By YANG WANLI and HU DONGMEI in Yinchuan | China Daily | Updated: 2022-04-07 08:46

Wang Youde and colleagues pick apples in 2008. CHINA DAILY

Having spent 42 years in the desert in Northwest China's Ningxia Hui autonomous region, Wang Youde said he has devoted nearly two-thirds of his life to fighting desertification. His aim has been to achieve a goal he set for himself during childhood-to regain the green land stolen by the sand.

Hailed by many as a "sand warrior" for his greening efforts, the 68-year-old led his colleagues to build a sand-fixing forest across 42,000 hectares. In recent decades, he has also helped control nearly 66,666 hectares of quicksand.

A native of Majiatan township, Wang recalled his childhood as being dominated by sand. Majiatan is located near the Mu Us Desert, the country's eighth-largest arid expanse, which covers 42,200 square kilometers across Ningxia, Shaanxi province and the Inner Mongolia autonomous region.

"The expansion of the desert overwhelmed our farmland, houses and hometowns, so tens of thousands of people had to move away," he said.

"Since childhood, I have been determined to combat the sand and change the life my ancestors bowed down to."

In the 1950s, China began promoting forest conservation nationwide and started large-scale afforestation programs.

In 1985, Wang was appointed as deputy director of the Baijitan National Nature Reserve in Ningxia's Lingwu city, so he began his mission and led his colleagues into an ongoing battle against the sand.

Planting trees in the desert was an arduous task, though, because the city has less than 200 millimeters of rainfall a year, while the workers were constantly buffeted by strong winds.

In response, Wang and his colleagues developed an effective working method by initially planting sand-fixing forests along the outer reaches of the desert to form the first line of environmental defense and then planting primary forest belts along trunk canals to form a secondary barrier.

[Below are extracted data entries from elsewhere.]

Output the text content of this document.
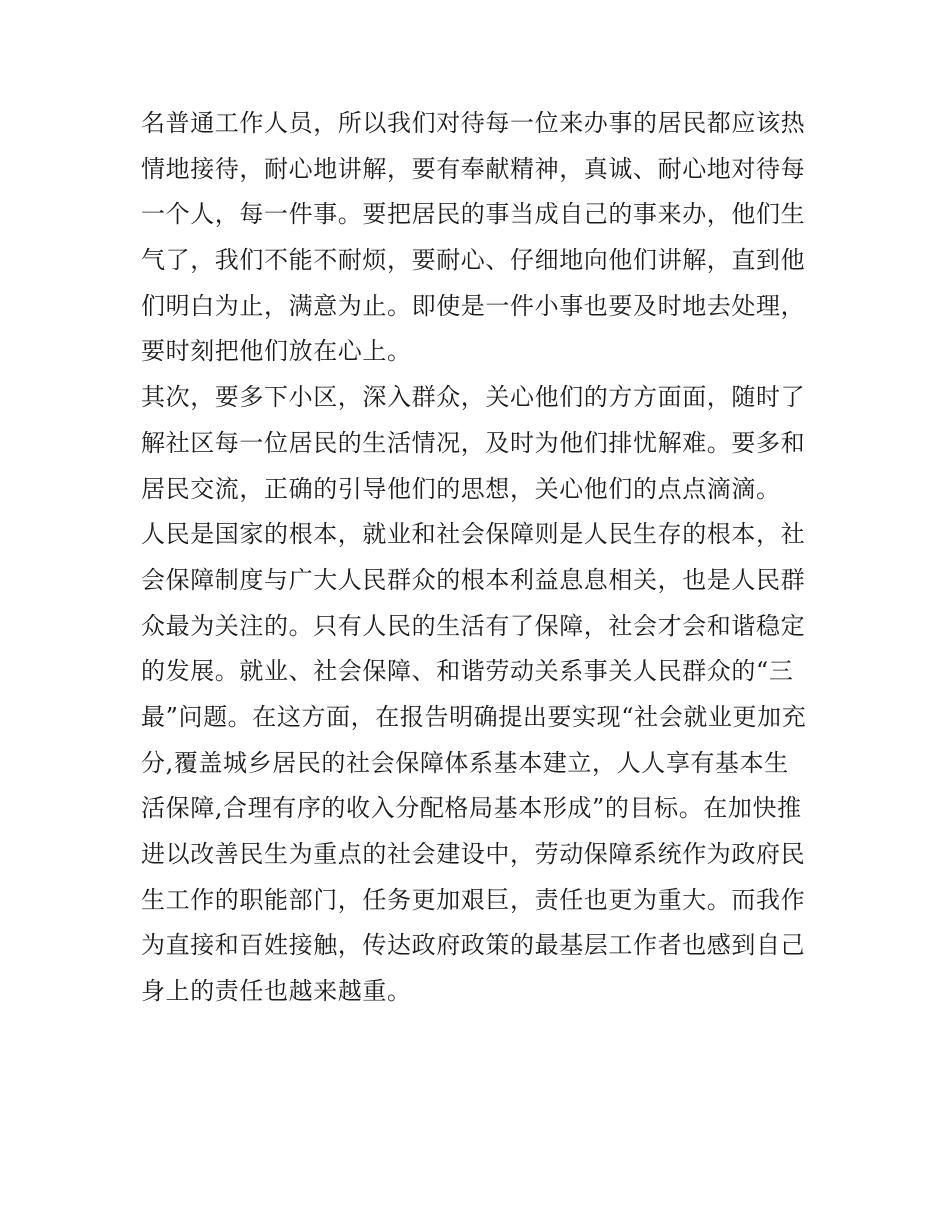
名普通工作人员，所以我们对待每一位来办事的居民都应该热
情地接待，耐心地讲解，要有奉献精神，真诚、耐心地对待每
一个人，每一件事。要把居民的事当成自己的事来办，他们生
气了，我们不能不耐烦，要耐心、仔细地向他们讲解，直到他
们明白为止，满意为止。即使是一件小事也要及时地去处理，
要时刻把他们放在心上。
其次，要多下小区，深入群众，关心他们的方方面面，随时了
解社区每一位居民的生活情况，及时为他们排忧解难。要多和
居民交流，正确的引导他们的思想，关心他们的点点滴滴。
人民是国家的根本，就业和社会保障则是人民生存的根本，社
会保障制度与广大人民群众的根本利益息息相关，也是人民群
众最为关注的。只有人民的生活有了保障，社会才会和谐稳定
的发展。就业、社会保障、和谐劳动关系事关人民群众的“三
最”问题。在这方面，在报告明确提出要实现“社会就业更加充
分,覆盖城乡居民的社会保障体系基本建立，人人享有基本生
活保障,合理有序的收入分配格局基本形成”的目标。在加快推
进以改善民生为重点的社会建设中，劳动保障系统作为政府民
生工作的职能部门，任务更加艰巨，责任也更为重大。而我作
为直接和百姓接触，传达政府政策的最基层工作者也感到自己
身上的责任也越来越重。
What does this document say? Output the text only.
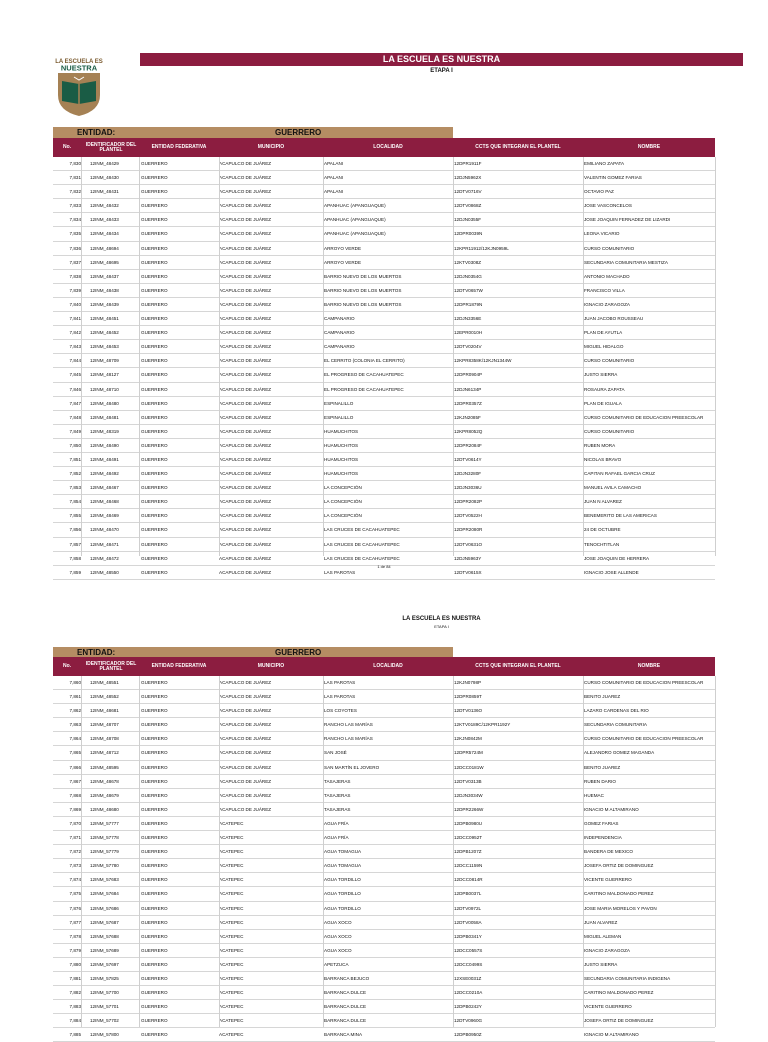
LA ESCUELA ES
NUESTRA
LA ESCUELA ES NUESTRA
ETAPA I
ENTIDAD:	GUERRERO
No.	IDENTIFICADOR DEL PLANTEL	ENTIDAD FEDERATIVA	MUNICIPIO	LOCALIDAD	CCTS QUE INTEGRAN EL PLANTEL	NOMBRE
7,830 12INM_48429	GUERRERO	ACAPULCO DE JUÁREZ	APALANI	12DPR1911F	EMILIANO ZAPATA
7,831 12INM_48430	GUERRERO	ACAPULCO DE JUÁREZ	APALANI	12DJN5962X	VALENTIN GOMEZ FARIAS
7,832 12INM_48431	GUERRERO	ACAPULCO DE JUÁREZ	APALANI	12DTV0716V	OCTAVIO PAZ
7,833 12INM_48432	GUERRERO	ACAPULCO DE JUÁREZ	APANHUAC (APANGUAQUE)	12DTV0868Z	JOSE VASCONCELOS
7,834 12INM_48433	GUERRERO	ACAPULCO DE JUÁREZ	APANHUAC (APANGUAQUE)	12DJN0355F	JOSE JOAQUIN FERNADEZ DE LIZARDI
7,835 12INM_48434	GUERRERO	ACAPULCO DE JUÁREZ	APANHUAC (APANGUAQUE)	12DPR0039N	LEONA VICARIO
7,836 12INM_48694	GUERRERO	ACAPULCO DE JUÁREZ	ARROYO VERDE	12KPR11912/12KJN0959L	CURSO COMUNITARIO
7,837 12INM_48695	GUERRERO	ACAPULCO DE JUÁREZ	ARROYO VERDE	12KTV0308Z	SECUNDARIA COMUNITARIA MESTIZA
7,838 12INM_48437	GUERRERO	ACAPULCO DE JUÁREZ	BARRIO NUEVO DE LOS MUERTOS	12DJN0354G	ANTONIO MACHADO
7,839 12INM_48438	GUERRERO	ACAPULCO DE JUÁREZ	BARRIO NUEVO DE LOS MUERTOS	12DTV0657W	FRANCISCO VILLA
7,840 12INM_48439	GUERRERO	ACAPULCO DE JUÁREZ	BARRIO NUEVO DE LOS MUERTOS	12DPR1879N	IGNACIO ZARAGOZA
7,841 12INM_48451	GUERRERO	ACAPULCO DE JUÁREZ	CAMPANARIO	12DJN3356E	JUAN JACOBO ROUSSEAU
7,842 12INM_48452	GUERRERO	ACAPULCO DE JUÁREZ	CAMPANARIO	12EPR0010H	PLAN DE AYUTLA
7,843 12INM_48453	GUERRERO	ACAPULCO DE JUÁREZ	CAMPANARIO	12DTV0204V	MIGUEL HIDALGO
7,844 12INM_48709	GUERRERO	ACAPULCO DE JUÁREZ	EL CERRITO (COLONIA EL CERRITO)	12KPR8358K/12KJN1344W	CURSO COMUNITARIO
7,845 12INM_48127	GUERRERO	ACAPULCO DE JUÁREZ	EL PROGRESO DE CACAHUATEPEC	12DPR0904P	JUSTO SIERRA
7,846 12INM_48710	GUERRERO	ACAPULCO DE JUÁREZ	EL PROGRESO DE CACAHUATEPEC	12DJN6134P	ROSAURA ZAPATA
7,847 12INM_48480	GUERRERO	ACAPULCO DE JUÁREZ	ESPINALILLO	12DPR0357Z	PLAN DE IGUALA
7,848 12INM_48481	GUERRERO	ACAPULCO DE JUÁREZ	ESPINALILLO	12KJN2085F	CURSO COMUNITARIO DE EDUCACION PREESCOLAR
7,849 12INM_48319	GUERRERO	ACAPULCO DE JUÁREZ	HUAMUCHITOS	12KPR8052Q	CURSO COMUNITARIO
7,850 12INM_48490	GUERRERO	ACAPULCO DE JUÁREZ	HUAMUCHITOS	12DPR2084F	RUBEN MORA
7,851 12INM_48491	GUERRERO	ACAPULCO DE JUÁREZ	HUAMUCHITOS	12DTV0614Y	NICOLAS BRAVO
7,852 12INM_48492	GUERRERO	ACAPULCO DE JUÁREZ	HUAMUCHITOS	12DJN3280F	CAPITAN RAFAEL GARCIA CRUZ
7,853 12INM_48467	GUERRERO	ACAPULCO DE JUÁREZ	LA CONCEPCIÓN	12DJN3036U	MANUEL AVILA CAMACHO
7,854 12INM_48468	GUERRERO	ACAPULCO DE JUÁREZ	LA CONCEPCIÓN	12DPR2082P	JUAN N ALVAREZ
7,855 12INM_48469	GUERRERO	ACAPULCO DE JUÁREZ	LA CONCEPCIÓN	12DTV0522H	BENEMERITO DE LAS AMERICAS
7,856 12INM_48470	GUERRERO	ACAPULCO DE JUÁREZ	LAS CRUCES DE CACAHUATEPEC	12DPR2080R	24 DE OCTUBRE
7,857 12INM_48471	GUERRERO	ACAPULCO DE JUÁREZ	LAS CRUCES DE CACAHUATEPEC	12DTV0631O	TENOCHTITLAN
7,858 12INM_48472	GUERRERO	ACAPULCO DE JUÁREZ	LAS CRUCES DE CACAHUATEPEC	12DJN5963Y	JOSE JOAQUIN DE HERRERA
7,859 12INM_48550	GUERRERO	ACAPULCO DE JUÁREZ	LAS PAROTAS	12DTV0615X	IGNACIO JOSE ALLENDE
1 de 84
LA ESCUELA ES NUESTRA
ETAPA I
ENTIDAD:	GUERRERO
No.	IDENTIFICADOR DEL PLANTEL	ENTIDAD FEDERATIVA	MUNICIPIO	LOCALIDAD	CCTS QUE INTEGRAN EL PLANTEL	NOMBRE
7,860 12INM_48551	GUERRERO	ACAPULCO DE JUÁREZ	LAS PAROTAS	12KJN0798P	CURSO COMUNITARIO DE EDUCACION PREESCOLAR
7,861 12INM_48552	GUERRERO	ACAPULCO DE JUÁREZ	LAS PAROTAS	12DPR0859T	BENITO JUAREZ
7,862 12INM_48681	GUERRERO	ACAPULCO DE JUÁREZ	LOS COYOTES	12DTV0136O	LAZARO CARDENAS DEL RIO
7,863 12INM_48707	GUERRERO	ACAPULCO DE JUÁREZ	RANCHO LAS MARÍAS	12KTV0189C/12KPR1192Y	SECUNDARIA COMUNITARIA
7,864 12INM_48708	GUERRERO	ACAPULCO DE JUÁREZ	RANCHO LAS MARÍAS	12KJN0842M	CURSO COMUNITARIO DE EDUCACION PREESCOLAR
7,865 12INM_48712	GUERRERO	ACAPULCO DE JUÁREZ	SAN JOSÉ	12DPR5724M	ALEJANDRO GOMEZ MAGANDA
7,866 12INM_48595	GUERRERO	ACAPULCO DE JUÁREZ	SAN MARTÍN EL JOVERO	12DCC0181W	BENITO JUAREZ
7,867 12INM_48678	GUERRERO	ACAPULCO DE JUÁREZ	TASAJERAS	12DTV0313B	RUBEN DARIO
7,868 12INM_48679	GUERRERO	ACAPULCO DE JUÁREZ	TASAJERAS	12DJN3034W	HUEMAC
7,869 12INM_48680	GUERRERO	ACAPULCO DE JUÁREZ	TASAJERAS	12DPR2266W	IGNACIO M ALTAMIRANO
7,870 12INM_57777	GUERRERO	ACATEPEC	AGUA FRÍA	12DPB0980U	GOMEZ FARIAS
7,871 12INM_57778	GUERRERO	ACATEPEC	AGUA FRÍA	12DCC0952T	INDEPENDENCIA
7,872 12INM_57779	GUERRERO	ACATEPEC	AGUA TOMAGUA	12DPB1207Z	BANDERA DE MEXICO
7,873 12INM_57780	GUERRERO	ACATEPEC	AGUA TOMAGUA	12DCC1159N	JOSEFA ORTIZ DE DOMINGUEZ
7,874 12INM_57683	GUERRERO	ACATEPEC	AGUA TORDILLO	12DCC0814R	VICENTE GUERRERO
7,875 12INM_57684	GUERRERO	ACATEPEC	AGUA TORDILLO	12DPB0037L	CARITINO MALDONADO PEREZ
7,876 12INM_57686	GUERRERO	ACATEPEC	AGUA TORDILLO	12DTV0972L	JOSE MARIA MORELOS Y PAVON
7,877 12INM_57687	GUERRERO	ACATEPEC	AGUA XOCO	12DTV0058A	JUAN ALVAREZ
7,878 12INM_57688	GUERRERO	ACATEPEC	AGUA XOCO	12DPB0341Y	MIGUEL ALEMAN
7,879 12INM_57689	GUERRERO	ACATEPEC	AGUA XOCO	12DCC0557S	IGNACIO ZARAGOZA
7,880 12INM_57697	GUERRERO	ACATEPEC	APETZUCA	12DCC0499S	JUSTO SIERRA
7,881 12INM_57825	GUERRERO	ACATEPEC	BARRANCA BEJUCO	12XSE0031Z	SECUNDARIA COMUNITARIA INDIGENA
7,882 12INM_57700	GUERRERO	ACATEPEC	BARRANCA DULCE	12DCC0210A	CARITINO MALDONADO PEREZ
7,883 12INM_57701	GUERRERO	ACATEPEC	BARRANCA DULCE	12DPB0242Y	VICENTE GUERRERO
7,884 12INM_57702	GUERRERO	ACATEPEC	BARRANCA DULCE	12DTV0960G	JOSEFA ORTIZ DE DOMINGUEZ
7,885 12INM_57800	GUERRERO	ACATEPEC	BARRANCA MINA	12DPB0950Z	IGNACIO M ALTAMIRANO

"First, we fixed the sand, then we planted trees and created fields to develop farming and animal husbandry. The method enabled us to develop in a sustainable way," Wang said.

In addition, he reformed the reserve's income distribution system, enabling people to earn more according to the results of their work, which prompted greater participation in greening efforts.

Turning deserts into green spaces is not just an eco-friendly endeavor, though. It also offers opportunities for locals to generate higher household incomes through fruit gardens, mushroom farms and ecotourism.

An aerial photo of the Baijitan National Nature Reserve in Lingwu city, Ningxia Hui autonomous region, in 2017. CHINA DAILY

After he retired in 2014, Wang raised funds and established the Ningxia Afforestation and Sand Industry Development Foundation, which has so far helped build more than 10 small desert botanical gardens across the region.

Moreover, with his support, a desert museum was founded in Baijitan. The facility's exhibitions demonstrate how the desert has been changed into an oasis of greenery thanks to the wisdom and determination of the local people.

Wang's work has contributed valuable experience to sand prevention and control, both in China and further afield. In 2019, he was awarded the national honorary title of People's Role Model at the Great Hall of the People in Beijing.

He said the proudest thing in his life is seeing the forest he and his colleagues have planted over recent decades stretching for 61 kilometers and more than 20 km wide, forming a barrier so big that many people call it the "green Great Wall".

"My joys and sorrows have always been closely linked with trees, which have been a large part of my life," Wang said.

"I think I have achieved my goal. We made the place lively and better, and we made the desert green. We have also made better lives for ourselves."